When he's not forcing us to wolf down his famous overcooked mise en scene, Baz Luhrman is a skilled director of plain-old, no-frills dialogue scenes. Clever staging injects the right kind of tension to the climactic hotel-room scene in which Tom Buchanan (Joel Edgerton) and Gatsby (Leo Di Caprio) finally confront each other, and ditto the scene in which Gatsby and Daisy (Carey Mulligan) reunite. The quieter scenes in Gatsby's mansion swell with anxiety, with stoic servants always flanking their man, always stationed just outside every door. What secrets do they know, and how much do they hear? This is an uncertainty Fitzgerald's book establishes but doesn't over-emphasize, a slightly ominous shadow that stalks Gatsby everywhere he steps.
But this is Di Caprio’s movie, and, considering the role’s high degree of difficulty, he delivers. While the Gatsby I always saw in my imagination looks and acts more like Tom Hiddleston (who played a somewhat Gatsby-like character in The Deep Blue Sea), Leo’s not far off.
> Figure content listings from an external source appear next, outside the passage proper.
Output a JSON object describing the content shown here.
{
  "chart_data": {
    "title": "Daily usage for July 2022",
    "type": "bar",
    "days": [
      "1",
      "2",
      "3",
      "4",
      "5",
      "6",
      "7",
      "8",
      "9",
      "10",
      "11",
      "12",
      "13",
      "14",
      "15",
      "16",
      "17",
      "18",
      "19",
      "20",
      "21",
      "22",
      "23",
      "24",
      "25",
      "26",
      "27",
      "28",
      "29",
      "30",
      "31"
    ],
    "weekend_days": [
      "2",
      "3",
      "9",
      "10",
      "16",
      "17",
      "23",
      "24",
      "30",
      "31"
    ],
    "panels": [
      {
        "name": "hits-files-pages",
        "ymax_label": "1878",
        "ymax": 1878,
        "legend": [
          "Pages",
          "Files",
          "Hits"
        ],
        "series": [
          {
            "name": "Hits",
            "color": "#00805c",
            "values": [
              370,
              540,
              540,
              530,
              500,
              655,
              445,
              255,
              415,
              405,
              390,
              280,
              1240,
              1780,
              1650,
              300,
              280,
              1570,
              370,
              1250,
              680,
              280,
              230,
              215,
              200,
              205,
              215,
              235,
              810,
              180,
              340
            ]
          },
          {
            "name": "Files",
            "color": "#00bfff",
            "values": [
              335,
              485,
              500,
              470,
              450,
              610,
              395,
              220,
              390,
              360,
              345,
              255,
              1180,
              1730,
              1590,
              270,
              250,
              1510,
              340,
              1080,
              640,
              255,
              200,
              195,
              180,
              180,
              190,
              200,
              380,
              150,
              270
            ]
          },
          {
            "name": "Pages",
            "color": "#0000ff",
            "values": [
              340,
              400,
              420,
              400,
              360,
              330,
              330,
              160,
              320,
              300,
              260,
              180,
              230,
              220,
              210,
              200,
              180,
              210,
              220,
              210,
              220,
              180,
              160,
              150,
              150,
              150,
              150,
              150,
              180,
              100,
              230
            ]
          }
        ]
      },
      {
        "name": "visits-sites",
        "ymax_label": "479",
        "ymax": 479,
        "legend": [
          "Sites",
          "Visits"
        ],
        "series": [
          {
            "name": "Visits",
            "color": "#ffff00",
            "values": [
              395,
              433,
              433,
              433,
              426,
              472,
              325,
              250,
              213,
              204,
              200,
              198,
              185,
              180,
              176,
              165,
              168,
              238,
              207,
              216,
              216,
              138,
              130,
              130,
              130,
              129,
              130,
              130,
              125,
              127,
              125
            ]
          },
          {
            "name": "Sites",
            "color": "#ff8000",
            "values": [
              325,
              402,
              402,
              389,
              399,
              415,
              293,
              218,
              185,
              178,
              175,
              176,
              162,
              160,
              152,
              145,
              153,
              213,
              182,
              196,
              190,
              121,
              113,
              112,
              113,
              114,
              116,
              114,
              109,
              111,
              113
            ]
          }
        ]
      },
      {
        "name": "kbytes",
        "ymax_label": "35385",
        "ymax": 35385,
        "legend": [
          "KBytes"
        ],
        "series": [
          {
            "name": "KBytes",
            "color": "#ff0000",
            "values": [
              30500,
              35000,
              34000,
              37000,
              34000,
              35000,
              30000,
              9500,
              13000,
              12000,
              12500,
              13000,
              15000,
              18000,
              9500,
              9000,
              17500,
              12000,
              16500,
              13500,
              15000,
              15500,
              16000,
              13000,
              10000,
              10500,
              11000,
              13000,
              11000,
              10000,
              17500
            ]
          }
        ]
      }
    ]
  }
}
At 38, the son-of-a-bitch could pass for 15-20 years younger. A boyish appearance is one of the qualities that makes Gatsby so disarming, and so sad. When Tom confronts Gatsby about his self-mythologizing, DiCaprio’s grimacing and searching eyes are spot-on—he believes his lies are morally superior to Tom’s lies. Gatsby lies for love. The money and mansions are means to that end. Robert Redford didn't sell me on these emotions back in 1974, but Leo more or less does.
Some of the license the film takes with its source material has merit, and some is downright puzzling. The film introduces us to Nick Carraway (Tobey Maguire) and quickly establishes that most of his voiceover is not the standard main-character's-P.O.V. narration—of the sort we're perfectly accustomed to accepting in movies—but is actually the text of a (presumably) nonfiction book called The Great Gatsby, which he is writing in a sanitarium. Why? Is it so Nick can be like Ewan MacGregor's character in Moulin Rouge!, whose typewriter magically floats its prose onto the screen? Apparently it is, because when Nick types, his words magically appear on the screen, karaoke-style, as his voiceover reads them for us. Because what kind of idiot would expend energy reading something?